FIAT-OPEL – Marchionne accélère la cadence

Écrit par Lepetitjournal Turin
Publié le 1 janvier 1970, mis à jour le 21 juin 2009
Quelques jours seulement après avoir reçu le feu vert pour Chrysler, Sergio Marchionne a ouvert un nouveau front de négociations : sur le tapis, cette fois-ci, le dossier Fiat-Opel. Dans un contexte économique difficile, cette stratégie d'attaque représente un véritable défi pour l'Europe et pourrait également avoir des répercussions importantes sur les équilibres du capitalisme italien

Les organisations syndicales italiennes ont décidé d'appeler à une manifestation nationale samedi 16 mai (Photo Fiom)

(Turin) - En marge d'une manifestation officielle à Turin, Sergio Marchionne a tenu ce week-end à souligner la dimension européenne du dossier Opel : ''Si nous parvenons à conclure un accord avec les partenaires sociaux, ce sera une très grande victoire pour l'Europe'', a-t-il précisé. A l'heure actuelle, c'est bien l'emploi qui est au c?ur du problème : cette question épineuse pourrait même déterminer les grands axes de la réorganisation du secteur automobile en Europe. Depuis quelques jours, la presse allemande laisse filtrer rumeurs et indiscrétions selon lesquelles Fiat pourrait fermer un certain nombre d'usines, en Allemagne comme en Italie. Indiscrétions immédiatement démenties par le Lingotto, bien que Sergio Marchionne n'ait jamais caché la nécessité de réduire les effectifs. Les syndicats italiens, dont les inquiétudes se focalisent surtout sur Pomigliano et Termini Imerese, dans le sud du pays, se disent prêts à livrer bataille, et tous les sites européens d'Opel sont en état d'alerte.

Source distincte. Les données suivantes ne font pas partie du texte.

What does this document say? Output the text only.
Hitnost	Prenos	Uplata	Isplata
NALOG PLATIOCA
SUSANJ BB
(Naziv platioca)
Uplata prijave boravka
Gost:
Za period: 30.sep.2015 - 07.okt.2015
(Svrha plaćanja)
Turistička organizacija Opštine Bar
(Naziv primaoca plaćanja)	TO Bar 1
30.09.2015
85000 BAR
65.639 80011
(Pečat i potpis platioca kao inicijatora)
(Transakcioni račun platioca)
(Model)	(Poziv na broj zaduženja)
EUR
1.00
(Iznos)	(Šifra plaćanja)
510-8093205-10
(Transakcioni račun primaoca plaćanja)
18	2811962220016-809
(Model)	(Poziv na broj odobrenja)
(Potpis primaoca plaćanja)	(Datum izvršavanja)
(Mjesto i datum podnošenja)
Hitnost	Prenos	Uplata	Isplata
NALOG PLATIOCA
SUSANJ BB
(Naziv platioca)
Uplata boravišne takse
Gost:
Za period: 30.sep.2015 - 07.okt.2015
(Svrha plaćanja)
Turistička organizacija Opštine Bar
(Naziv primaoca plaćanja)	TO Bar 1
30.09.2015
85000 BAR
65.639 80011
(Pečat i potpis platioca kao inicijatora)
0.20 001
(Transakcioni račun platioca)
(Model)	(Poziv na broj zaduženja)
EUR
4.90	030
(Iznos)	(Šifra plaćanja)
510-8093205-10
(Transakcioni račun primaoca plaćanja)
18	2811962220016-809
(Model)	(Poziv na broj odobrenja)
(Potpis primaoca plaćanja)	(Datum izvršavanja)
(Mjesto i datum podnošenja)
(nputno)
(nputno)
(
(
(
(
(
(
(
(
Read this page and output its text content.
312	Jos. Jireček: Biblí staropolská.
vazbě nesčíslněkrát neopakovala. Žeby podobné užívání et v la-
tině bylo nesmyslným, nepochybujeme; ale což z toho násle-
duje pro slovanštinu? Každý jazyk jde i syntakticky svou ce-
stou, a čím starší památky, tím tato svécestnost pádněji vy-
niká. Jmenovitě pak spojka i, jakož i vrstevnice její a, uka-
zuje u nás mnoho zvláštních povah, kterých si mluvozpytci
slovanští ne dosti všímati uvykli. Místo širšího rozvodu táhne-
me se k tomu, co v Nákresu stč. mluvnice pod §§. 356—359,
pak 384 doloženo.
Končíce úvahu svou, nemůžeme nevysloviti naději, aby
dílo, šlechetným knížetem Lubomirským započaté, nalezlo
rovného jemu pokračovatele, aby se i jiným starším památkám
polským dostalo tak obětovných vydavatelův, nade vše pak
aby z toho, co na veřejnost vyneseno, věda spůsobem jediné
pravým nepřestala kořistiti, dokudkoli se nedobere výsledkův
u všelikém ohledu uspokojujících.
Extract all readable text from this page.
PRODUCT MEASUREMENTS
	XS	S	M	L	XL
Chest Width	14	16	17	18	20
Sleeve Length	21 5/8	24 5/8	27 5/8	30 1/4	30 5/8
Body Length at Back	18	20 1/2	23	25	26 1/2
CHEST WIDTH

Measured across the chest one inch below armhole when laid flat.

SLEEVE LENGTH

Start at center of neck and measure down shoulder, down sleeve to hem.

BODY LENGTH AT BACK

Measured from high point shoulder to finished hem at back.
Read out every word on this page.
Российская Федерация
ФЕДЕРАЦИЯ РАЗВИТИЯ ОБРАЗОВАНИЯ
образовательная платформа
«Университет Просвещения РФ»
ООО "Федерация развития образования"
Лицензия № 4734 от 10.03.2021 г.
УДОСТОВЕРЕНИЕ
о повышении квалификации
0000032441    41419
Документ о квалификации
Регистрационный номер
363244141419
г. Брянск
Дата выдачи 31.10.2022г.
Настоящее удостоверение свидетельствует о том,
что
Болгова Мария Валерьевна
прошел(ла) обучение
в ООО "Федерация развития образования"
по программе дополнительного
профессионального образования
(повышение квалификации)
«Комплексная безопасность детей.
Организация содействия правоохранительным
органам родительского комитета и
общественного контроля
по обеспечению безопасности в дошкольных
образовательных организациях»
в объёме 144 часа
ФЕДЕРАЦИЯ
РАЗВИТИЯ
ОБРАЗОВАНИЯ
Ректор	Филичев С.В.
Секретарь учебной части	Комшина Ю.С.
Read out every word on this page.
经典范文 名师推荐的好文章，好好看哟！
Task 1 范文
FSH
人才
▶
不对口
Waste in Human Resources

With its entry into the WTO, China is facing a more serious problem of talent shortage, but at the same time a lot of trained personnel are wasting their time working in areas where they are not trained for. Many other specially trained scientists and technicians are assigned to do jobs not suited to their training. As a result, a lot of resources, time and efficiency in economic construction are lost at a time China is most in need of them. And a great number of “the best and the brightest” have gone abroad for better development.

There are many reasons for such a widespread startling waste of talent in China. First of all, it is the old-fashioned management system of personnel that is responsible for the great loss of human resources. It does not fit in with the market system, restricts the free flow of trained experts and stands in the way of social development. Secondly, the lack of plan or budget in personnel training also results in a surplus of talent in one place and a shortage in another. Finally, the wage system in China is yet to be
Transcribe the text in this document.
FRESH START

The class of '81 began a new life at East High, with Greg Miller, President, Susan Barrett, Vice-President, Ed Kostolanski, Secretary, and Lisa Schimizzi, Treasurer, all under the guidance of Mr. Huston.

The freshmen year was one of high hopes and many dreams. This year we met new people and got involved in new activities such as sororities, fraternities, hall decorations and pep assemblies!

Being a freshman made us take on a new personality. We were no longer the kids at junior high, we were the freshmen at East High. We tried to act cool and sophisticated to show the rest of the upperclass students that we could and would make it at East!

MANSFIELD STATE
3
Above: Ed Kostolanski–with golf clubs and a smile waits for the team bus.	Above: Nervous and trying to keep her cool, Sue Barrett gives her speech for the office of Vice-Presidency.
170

Des synergies entre Fiat et Opel sont déjà en place aussi bien dans les motorisations diesel que dans l'utilisation de la même plateforme pour la Grande Punto et la Corsa (photo Grande Punto)

Fiat-Opel : accord impossible ou ''mariage au paradis'' ?
En Allemagne, le débat sur le dossier Fiat-Opel s'inscrit dans un cadre plus vaste et complexe : en pleine campagne électorale, d'autres enjeux sont à prendre en compte. A cela s'ajoutent l'image peu flatteuse dont souffre le constructeur italien ?malgré les excellents résultats qu'il vient d'obtenir sur le marché allemand-, et les mauvais souvenirs d'une collaboration passée (2000-2005)? Sergio Marchionne, de son côté, fait pression pour dissiper les doutes et vaincre les résistances avant le 31 mai : comme dans le cas de Chrysler, cette course contre la montre lui permettrait de conclure l'accord avant la date butoir fixée par le gouvernement américain pour General Motors (GM Europe est propriétaire d'Opel mais aussi des constructeurs Saab et Vauxhall, sur lesquels Sergio Marchionne a également jeté son dévolu). Cette opération hautement stratégique, que le manager italo-canadien n'a pas hésité à qualifier de ''mariage orchestré au paradis'', offre d'importants atouts : réaliser des économies à large échelle à travers des synergies communes, et arriver à mieux compléter le segment de marché des voitures de grosse taille dans un plus bref délai qu'avec Chrysler.

Couverture du magazine Panorama où l'acronyme Fiat (transformé pour l'occasion en Fabbrica Italiana Americana Tedesca*) trône sur une assiette de spaghetti (photo Lpj)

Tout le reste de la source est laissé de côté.